It’s February, which means my first month of the race is complete. The time leading up to the race, I had no idea what to tell all of the people who asked what I was going to be doing…or all of the people who took it upon themselves to remind me of the murder rate of the countries I was about to spend a year in. There is no way to anticipate what it will look like to be immersed in a completely foreign culture.

Even today, I still cannot stand back and pinpoint exactly what it is that I did except for sowing seeds.

We are only in places for one month at a time. Our meetings with all of these beautiful people are but a vapor. Our time in each country is small- but then again, so is a mustard seed. In his short, vapor of a time on the earth, Jesus illustrated to us how the Kingdom of Heaven is like a mustard seed- the smallest of the seeds that shoots up to tower over all of the others. 

In this first month, I got to dive in and be a chick preacher for a day. This may seem like a leap of faith, but for someone like me who can talk about anything for days, this was not a problem. I knew the talk that I would give would come to me, and I completely wrote in in my mind as I was working in the beautiful garden we lived in. 

We lived in Eden; it was paradise, but it took work which I believe is what made it so beautiful. We weeded it and watered it and stepped back to bask in the beauty. As I was working, I remembered the way that the supernatural realm created the natural realm; therefore, what we see and sow in our tangible, natural lives teaches us so much about our Creator. Perhaps, this is why we see so many references to harvesting in the scripture.

My sermon was called: “Sowing for A Harvest” based out of Psalm 126:5:

He who goes out sowing in tears will surely reap with songs of joy.”

I felt like this verse and this message was such a necessary reminder for our modern culture and myself. Today, with technology and people who want everything to transform at the speed of light, we forget the beauty of the process- sowing and looking around to be thankful for the little remnants of beauty in the midst of dry, hopeless deserts- remnants as small as the mustard seed that can tower over all of the despair if we would only sow and thank and wait and embrace. 

I would love for deserts to become oceans of prosperity in the blink of an eye. Surely, David would have loved to be crowned moments after he was anointed king. Surely, Joseph would have loved to see the fruit of his dreams the next morning rather than years later. I would love to look at the orphans I did life with through January and see them wake up the next morning with a loving mother and father and no memories of their abusive pasts, but if there is anything I can remember from gardening and the word, it’s that fruit takes sowing, and breakthrough comes from followthrough. 

The girls we worked with ad discipled at the orphanage see a revolving door of teams planting seeds of hope. Each time a team comes, we are only tending to the things that the people before us did, until one day the ground breaks, and the truth of who these girls are light up. I believe we began to see some ground break during our time there.

These young ladies varied from the ages of twelve to eighteen, and what they wanted us to talk about was how to do the right thing and how to not go to hell. This grieved me, because we were not there to give them law. Jesus did not come to give laws:

“For God did not come to condemn the world, but that the world might be saved through him.”

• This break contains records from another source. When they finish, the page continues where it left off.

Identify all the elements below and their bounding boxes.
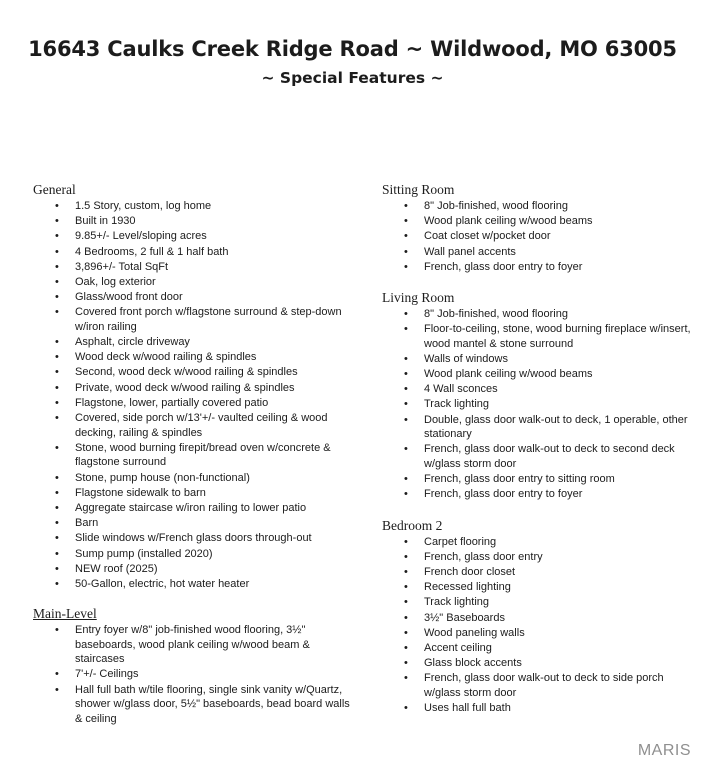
list-item: • Coat closet w/pocket door: [382, 229, 692, 244]
list-item: • Wood paneling walls: [382, 626, 692, 641]
section-heading-main-level: Main-Level: [33, 606, 97, 622]
list-item: • Stone, pump house (non-functional): [33, 471, 353, 486]
list-item: • 7'+/- Ceilings: [33, 667, 353, 682]
list-item: • Floor-to-ceiling, stone, wood burning fireplace w/insert, wood mantel & stone surround: [382, 322, 692, 351]
list-item: • Slide windows w/French glass doors through-out: [33, 531, 353, 546]
list-item: • Second, wood deck w/wood railing & spindles: [33, 365, 353, 380]
list-item: • Wood plank ceiling w/wood beams: [382, 214, 692, 229]
list-item: • 9.85+/- Level/sloping acres: [33, 229, 353, 244]
list-item: • Entry foyer w/8" job-finished wood flooring, 3½" baseboards, wood plank ceiling w/wood beam & staircases: [33, 623, 353, 667]
page-title: 16643 Caulks Creek Ridge Road ~ Wildwood, MO 63005: [28, 37, 677, 61]
list-item: • French door closet: [382, 565, 692, 580]
maris-watermark: MARIS: [637, 742, 691, 759]
list-item: • 50-Gallon, electric, hot water heater: [33, 577, 353, 592]
section-heading-general: General: [33, 182, 76, 197]
section-sitting-room: [382, 181, 692, 274]
list-item: • Hall full bath w/tile flooring, single sink vanity w/Quartz, shower w/glass door, 5½" baseboards, bead board walls & ceiling: [33, 683, 353, 727]
list-item: • French, glass door entry: [382, 550, 692, 565]
list-item: • Glass/wood front door: [33, 290, 353, 305]
section-heading-sitting-room: Sitting Room: [382, 182, 455, 197]
list-item: • French, glass door walk-out to deck to side porch w/glass storm door: [382, 671, 692, 700]
list-item: • 1.5 Story, custom, log home: [33, 199, 353, 214]
list-item: • Flagstone sidewalk to barn: [33, 486, 353, 501]
list-item: • French, glass door walk-out to deck to second deck w/glass storm door: [382, 442, 692, 471]
list-item: • Oak, log exterior: [33, 275, 353, 290]
list-item: • NEW roof (2025): [33, 562, 353, 577]
list-item: • Wood deck w/wood railing & spindles: [33, 350, 353, 365]
list-item: • Carpet flooring: [382, 535, 692, 550]
list-item: • Double, glass door walk-out to deck, 1 operable, other stationary: [382, 413, 692, 442]
list-item: • Track lighting: [382, 397, 692, 412]
list-item: • Asphalt, circle driveway: [33, 335, 353, 350]
list-item: • Sump pump (installed 2020): [33, 547, 353, 562]
list-item: • French, glass door entry to foyer: [382, 260, 692, 275]
section-general: [33, 181, 353, 592]
list-item: • Wood plank ceiling w/wood beams: [382, 367, 692, 382]
section-heading-bedroom-2: Bedroom 2: [382, 517, 443, 533]
living-room-list: [382, 307, 692, 502]
general-list: [33, 199, 353, 592]
list-item: • Covered front porch w/flagstone surround & step-down w/iron railing: [33, 305, 353, 334]
list-item: • Track lighting: [382, 595, 692, 610]
list-item: • Glass block accents: [382, 656, 692, 671]
main-level-list: [33, 623, 353, 726]
list-item: • Uses hall full bath: [382, 701, 692, 716]
list-item: • 3,896+/- Total SqFt: [33, 260, 353, 275]
section-heading-living-room: Living Room: [382, 289, 455, 305]
list-item: • Wall panel accents: [382, 245, 692, 260]
list-item: • Barn: [33, 516, 353, 531]
list-item: • Aggregate staircase w/iron railing to lower patio: [33, 501, 353, 516]
section-living-room: [382, 289, 692, 502]
list-item: • French, glass door entry to sitting room: [382, 472, 692, 487]
list-item: • Stone, wood burning firepit/bread oven w/concrete & flagstone surround: [33, 441, 353, 470]
list-item: • 4 Bedrooms, 2 full & 1 half bath: [33, 245, 353, 260]
left-column: [33, 181, 353, 727]
list-item: • 8" Job-finished, wood flooring: [382, 199, 692, 214]
list-item: • Walls of windows: [382, 352, 692, 367]
section-bedroom-2: [382, 517, 692, 716]
sitting-room-list: [382, 199, 692, 274]
page-subtitle: ~ Special Features ~: [261, 69, 444, 87]
list-item: • Flagstone, lower, partially covered patio: [33, 396, 353, 411]
bedroom-2-list: [382, 535, 692, 716]
list-item: • Accent ceiling: [382, 641, 692, 656]
list-item: • 8" Job-finished, wood flooring: [382, 307, 692, 322]
list-item: • 4 Wall sconces: [382, 382, 692, 397]
list-item: • Private, wood deck w/wood railing & spindles: [33, 381, 353, 396]
list-item: • 3½" Baseboards: [382, 611, 692, 626]
list-item: • Recessed lighting: [382, 580, 692, 595]
section-main-level: [33, 605, 353, 726]
list-item: • French, glass door entry to foyer: [382, 487, 692, 502]
list-item: • Built in 1930: [33, 214, 353, 229]
list-item: • Covered, side porch w/13'+/- vaulted ceiling & wood decking, railing & spindles: [33, 411, 353, 440]
right-column: [382, 181, 692, 716]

It reminds me of a line from a song by Seryn that we listened to the first month:

“We can write with ink and pen but we will sow with seeds instead, starting with words we said and we will all be changed.”

Jesus isn’t a church lady with a big hat with birds on it condemning people. We wanted to follow his model of ministry. We cold have written out rules for them, but rules only address behavior. It doesn’t get the root of pain. It’s like mowing over weeds instead of pulling out rules. The law highlights inadequacy. Just like the people Jesus spoke to, all of these girl were well aware of their (false) inadequacies. 

They did not understand that they were precious daughters. They did not understand that as young women, they are the strong, beautiful crowns of creation and that each of them brings something unique to the world that nobody in history or in the future could bring. They look in the mirror, and all they see are rejected, orphan gentiles. 

We could have given them laws. Laws are comfortable for people. It’s an easy how-to book. We could have told them that since they follow Jesus, they need to become the most dull vanilla people who have ever walked the earth and not to ever smile, drink, have fun or dance and if they did dance to leave twelve inches between each other and not to ever let their heartbeats rise about thirty beats per minute and that fusball is from the devil, Bobby Boucher. (The Waterboy)

We took a different approach, and I love a good glass of wine and some salsa dancing, so that wouldn’t work so well with me. We taught them about lies we all believe about ourselves, and God’s truth. When we got the the point of having them speak it to each other, some cried and looked away, because they couldn’t believe and accept that there could possibly be anything good about them after all of the abuse and condemnation they have suffered. 

But there was ground that broke and the hint of a mustard seed shot through. The girls began to speak life and truth to each other more and more, and they didn’t want to stop! They smiled and began to open up to accepting it. 

Now, I am beginning month two. I’m looking back and hoping the the seeds continue to grow. I am hoping that we did some damage- made a mark. Please be praying for the harvest to spring forward in La Libertad- the city of freedom.